并非总是可以定义拉格朗日苏流形对的弗洛尔同调性。我们构建了定义拉格朗日子流形对的弗洛尔同调性的阻碍理论，以澄清当所有阻碍类别消失时，弗洛尔同调性。然而，它取决于所谓的边界链的选择。弗洛尔同源性对边界链的依赖性可以在过滤的框架中理解。与拉格朗日子流形相关的 A_∞ 代数该代数控制无阻碍拉格朗日子流形的变形（扩展模量），其本身很重要。这些结果在 Fukaya、Oh、Ohta 和 Ono 的预印本中提出。Ono 和 Ohta 分类了微分同胚类型。简单奇点和简单椭圆奇点链接的最小辛填充（复维2) 对于孤立奇点，最小分辨率和 Milnor 纤维（如果存在）给出了最小辛填充的典型例子，但它们通常不是微分同胚的。我们从接触/辛的角度研究了这种现象，Kanda 也在这项研究过程中做出了贡献。

项目成果

Kenji Fukaya: "Floer homology over integer of general simplistic manifolds, -summary-"Advanced Studies in Pure Mathematics. 31. 75-91 (2001)

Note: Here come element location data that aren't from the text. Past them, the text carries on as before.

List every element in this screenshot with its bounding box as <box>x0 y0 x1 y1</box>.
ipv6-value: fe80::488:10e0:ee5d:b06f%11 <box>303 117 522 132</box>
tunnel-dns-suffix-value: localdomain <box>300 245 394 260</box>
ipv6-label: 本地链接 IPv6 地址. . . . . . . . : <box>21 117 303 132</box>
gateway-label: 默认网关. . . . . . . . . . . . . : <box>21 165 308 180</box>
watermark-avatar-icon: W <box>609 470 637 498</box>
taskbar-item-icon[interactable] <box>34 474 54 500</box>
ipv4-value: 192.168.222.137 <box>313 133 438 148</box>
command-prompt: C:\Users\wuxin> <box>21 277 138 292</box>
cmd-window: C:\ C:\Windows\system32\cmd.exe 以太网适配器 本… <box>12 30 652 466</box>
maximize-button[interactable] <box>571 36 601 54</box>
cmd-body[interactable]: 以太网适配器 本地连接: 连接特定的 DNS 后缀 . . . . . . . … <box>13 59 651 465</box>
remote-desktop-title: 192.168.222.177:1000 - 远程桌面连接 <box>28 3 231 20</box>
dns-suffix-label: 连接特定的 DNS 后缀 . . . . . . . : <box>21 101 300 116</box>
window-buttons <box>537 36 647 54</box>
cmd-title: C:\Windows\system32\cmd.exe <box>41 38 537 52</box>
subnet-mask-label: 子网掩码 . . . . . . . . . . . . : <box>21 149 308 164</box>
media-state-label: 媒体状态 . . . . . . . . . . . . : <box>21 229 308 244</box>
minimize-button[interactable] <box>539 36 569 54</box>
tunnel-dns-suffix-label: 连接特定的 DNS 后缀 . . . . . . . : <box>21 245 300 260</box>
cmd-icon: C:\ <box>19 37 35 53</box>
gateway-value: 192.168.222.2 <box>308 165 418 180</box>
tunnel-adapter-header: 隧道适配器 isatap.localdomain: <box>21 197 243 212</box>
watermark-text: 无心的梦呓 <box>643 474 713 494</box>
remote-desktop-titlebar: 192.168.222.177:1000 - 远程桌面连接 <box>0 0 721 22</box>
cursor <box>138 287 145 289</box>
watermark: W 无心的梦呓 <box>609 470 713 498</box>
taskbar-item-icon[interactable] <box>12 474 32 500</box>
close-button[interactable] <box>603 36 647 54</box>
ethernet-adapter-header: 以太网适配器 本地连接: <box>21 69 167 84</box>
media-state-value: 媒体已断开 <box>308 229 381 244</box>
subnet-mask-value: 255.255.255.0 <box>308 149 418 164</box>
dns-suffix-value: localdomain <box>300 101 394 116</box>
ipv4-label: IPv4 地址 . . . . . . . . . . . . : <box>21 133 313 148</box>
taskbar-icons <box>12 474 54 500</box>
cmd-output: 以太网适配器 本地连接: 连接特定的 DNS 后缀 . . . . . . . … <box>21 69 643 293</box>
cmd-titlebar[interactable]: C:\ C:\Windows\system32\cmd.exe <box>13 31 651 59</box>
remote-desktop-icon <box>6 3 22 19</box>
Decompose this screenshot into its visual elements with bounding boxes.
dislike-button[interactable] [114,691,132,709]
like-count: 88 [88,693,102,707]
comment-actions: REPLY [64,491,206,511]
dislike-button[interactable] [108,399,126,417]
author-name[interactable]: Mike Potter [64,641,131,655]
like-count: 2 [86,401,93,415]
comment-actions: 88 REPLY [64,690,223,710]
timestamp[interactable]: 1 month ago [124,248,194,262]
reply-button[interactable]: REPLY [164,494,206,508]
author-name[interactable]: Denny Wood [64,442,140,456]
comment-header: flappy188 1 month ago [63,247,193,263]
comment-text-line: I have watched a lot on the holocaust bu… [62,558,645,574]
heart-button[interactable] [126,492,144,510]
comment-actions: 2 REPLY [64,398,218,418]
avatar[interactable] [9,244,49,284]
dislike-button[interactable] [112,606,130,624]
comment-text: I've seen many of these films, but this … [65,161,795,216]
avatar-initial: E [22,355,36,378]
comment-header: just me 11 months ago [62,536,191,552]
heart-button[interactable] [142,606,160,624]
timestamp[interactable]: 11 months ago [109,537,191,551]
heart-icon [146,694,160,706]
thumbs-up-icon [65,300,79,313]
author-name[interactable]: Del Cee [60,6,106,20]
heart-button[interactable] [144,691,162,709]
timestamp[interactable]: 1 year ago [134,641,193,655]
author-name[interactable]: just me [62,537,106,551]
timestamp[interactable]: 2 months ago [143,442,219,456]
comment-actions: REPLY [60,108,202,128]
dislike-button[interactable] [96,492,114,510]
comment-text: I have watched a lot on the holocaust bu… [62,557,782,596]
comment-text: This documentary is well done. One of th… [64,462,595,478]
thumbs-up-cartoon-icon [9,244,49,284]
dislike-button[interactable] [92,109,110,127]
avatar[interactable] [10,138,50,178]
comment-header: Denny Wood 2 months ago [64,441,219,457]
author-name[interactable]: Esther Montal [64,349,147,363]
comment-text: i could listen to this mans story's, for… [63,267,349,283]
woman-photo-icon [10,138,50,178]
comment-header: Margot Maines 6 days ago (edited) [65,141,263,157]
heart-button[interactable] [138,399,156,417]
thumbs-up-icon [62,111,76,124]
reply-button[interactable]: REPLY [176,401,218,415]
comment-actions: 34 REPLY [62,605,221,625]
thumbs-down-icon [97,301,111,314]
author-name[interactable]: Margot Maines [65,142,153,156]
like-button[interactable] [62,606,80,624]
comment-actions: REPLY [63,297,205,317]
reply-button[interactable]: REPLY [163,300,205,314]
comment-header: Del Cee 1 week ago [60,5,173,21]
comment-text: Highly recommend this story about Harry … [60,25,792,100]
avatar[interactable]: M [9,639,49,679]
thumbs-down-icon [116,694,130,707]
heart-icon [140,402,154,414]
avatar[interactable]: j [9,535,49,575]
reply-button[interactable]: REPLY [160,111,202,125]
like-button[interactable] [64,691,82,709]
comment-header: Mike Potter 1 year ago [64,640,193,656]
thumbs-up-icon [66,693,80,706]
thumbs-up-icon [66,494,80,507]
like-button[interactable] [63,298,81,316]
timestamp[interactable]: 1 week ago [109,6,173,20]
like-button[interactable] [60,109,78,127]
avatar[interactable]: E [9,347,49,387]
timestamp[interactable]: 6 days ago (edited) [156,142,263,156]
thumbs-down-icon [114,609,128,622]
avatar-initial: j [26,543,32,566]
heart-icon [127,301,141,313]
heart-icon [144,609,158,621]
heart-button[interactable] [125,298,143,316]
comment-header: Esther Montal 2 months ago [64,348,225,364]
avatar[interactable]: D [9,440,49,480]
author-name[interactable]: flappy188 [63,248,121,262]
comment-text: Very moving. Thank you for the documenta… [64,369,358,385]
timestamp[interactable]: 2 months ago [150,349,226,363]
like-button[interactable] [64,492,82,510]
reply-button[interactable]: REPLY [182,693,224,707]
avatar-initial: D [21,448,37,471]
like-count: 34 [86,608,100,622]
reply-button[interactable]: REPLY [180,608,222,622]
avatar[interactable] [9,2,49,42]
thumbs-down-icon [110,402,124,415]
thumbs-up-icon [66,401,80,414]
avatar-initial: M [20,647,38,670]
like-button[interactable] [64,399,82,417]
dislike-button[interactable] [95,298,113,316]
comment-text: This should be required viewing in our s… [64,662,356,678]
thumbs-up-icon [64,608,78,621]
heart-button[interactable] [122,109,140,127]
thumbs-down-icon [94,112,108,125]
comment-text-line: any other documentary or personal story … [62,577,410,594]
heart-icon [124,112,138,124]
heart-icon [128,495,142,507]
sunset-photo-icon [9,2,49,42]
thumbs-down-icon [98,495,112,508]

Kenji Fukaya：“一般简单流形整数上的弗洛尔同调，-摘要-”纯数学高级研究。

Yutaka Kanda: "The monopole eqation and J-holomorphic curves on weakly convex almost Kahler 4-manifolds"Transactions of American Mathematical Society. Vol. 353. 2215-2243 (2001)

Yutaka Kanda：“弱凸几乎 Kahler 4-流形上的单极方程和 J-全纯曲线”美国数学会汇刊。

Go-o Ishikawa: "Topological classification of the tangent developable pf space cirves"Journal of London mathematical Society. Vol. 62. 583-598 (2000)

Go-o Ishikawa：“切线可展空间环路的拓扑分类”伦敦数学会杂志。

T. Ono: "Simple singularities and topology of symplectically filling 4-manifolds"Commentarii Mathematici Helvetici. 74. 575-590 (1999)

T. Ono：“辛填充 4 流形的简单奇点和拓扑”Commentarii Mathematici Helvetici。

Kenji Fukaya: "Floer homology over integer of general symplectic manifolds -summary-"Advanced Studies in Pure Mathematics. (印刷中).

Kenji Fukaya：“一般辛流形整数上的弗洛尔同调 - 摘要 -”纯数学高级研究（正在出版）。